Activism is a critical point of contention for institutions and genealogies of contemporary art around the world. Yet artists have consistently engaged in activist discourse, lending their skills to social movements, and regularly participating in civil and social rights campaigns while also boycotting cultural institutions and exerting significant pressure on them. This timely volume, edited by Tom Snow and Afonso Ramos, addresses an extraordinary moment in debates over the institutional frameworks and networks of art including large-scale direct actions, as well as a radical rethinking of art venues and urban spaces according to racial, class, or gender-based disparities, including demonstrations against the extractive and exploitative practices of neoliberal accumulation and climate catastrophe. From ACT UP and its affiliate groups since the dawn of the AIDS crisis to the counter-spectacle and street theatrics of the so-called Arab Spring and Occupy, to ongoing protest movements such as Black Lives Matter, Rhodes Must Fall, and Decolonize This Place, activist aesthetics has proven increasingly difficult to define under traditional classifications.
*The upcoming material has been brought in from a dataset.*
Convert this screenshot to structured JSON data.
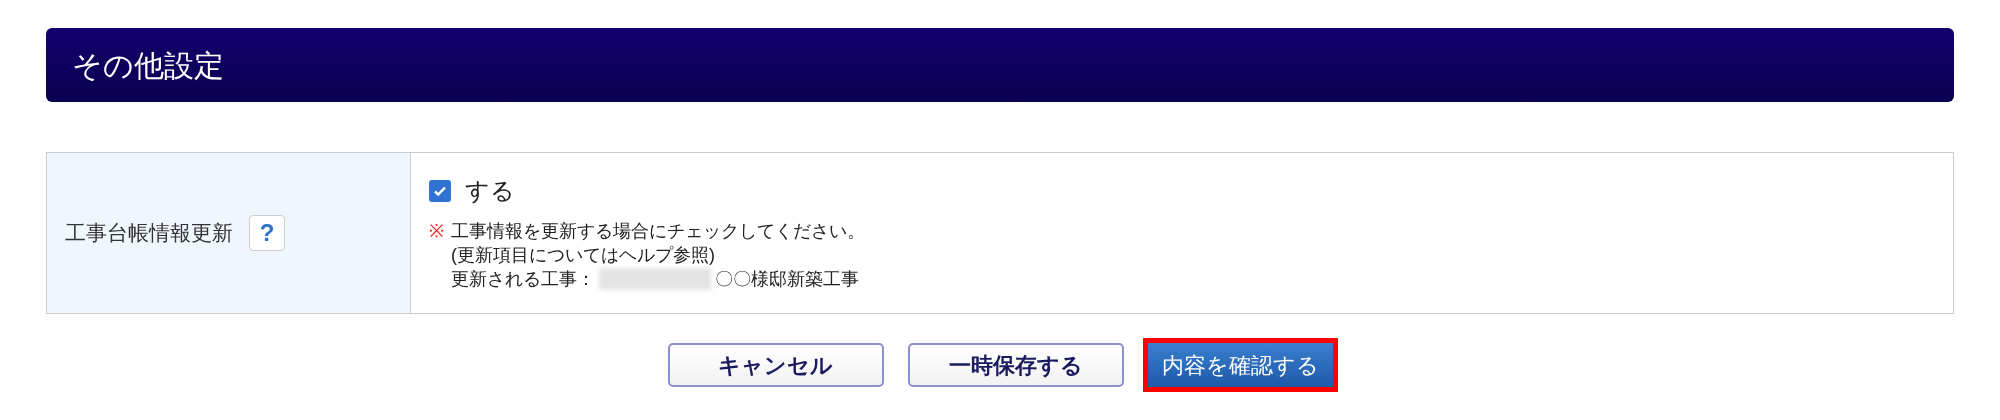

Resurgent campaigns for decolonial reckoning, ecological justice, gender equality, indigenous rights and antiracist pedagogies indicate that the role of activism in contemporary art practice urges a critical reassessment. One pressing question is whether contemporary art's most radical politics now takes place outside, against, or in spite of, conventional sites of display such as museums, biennials, and galleries.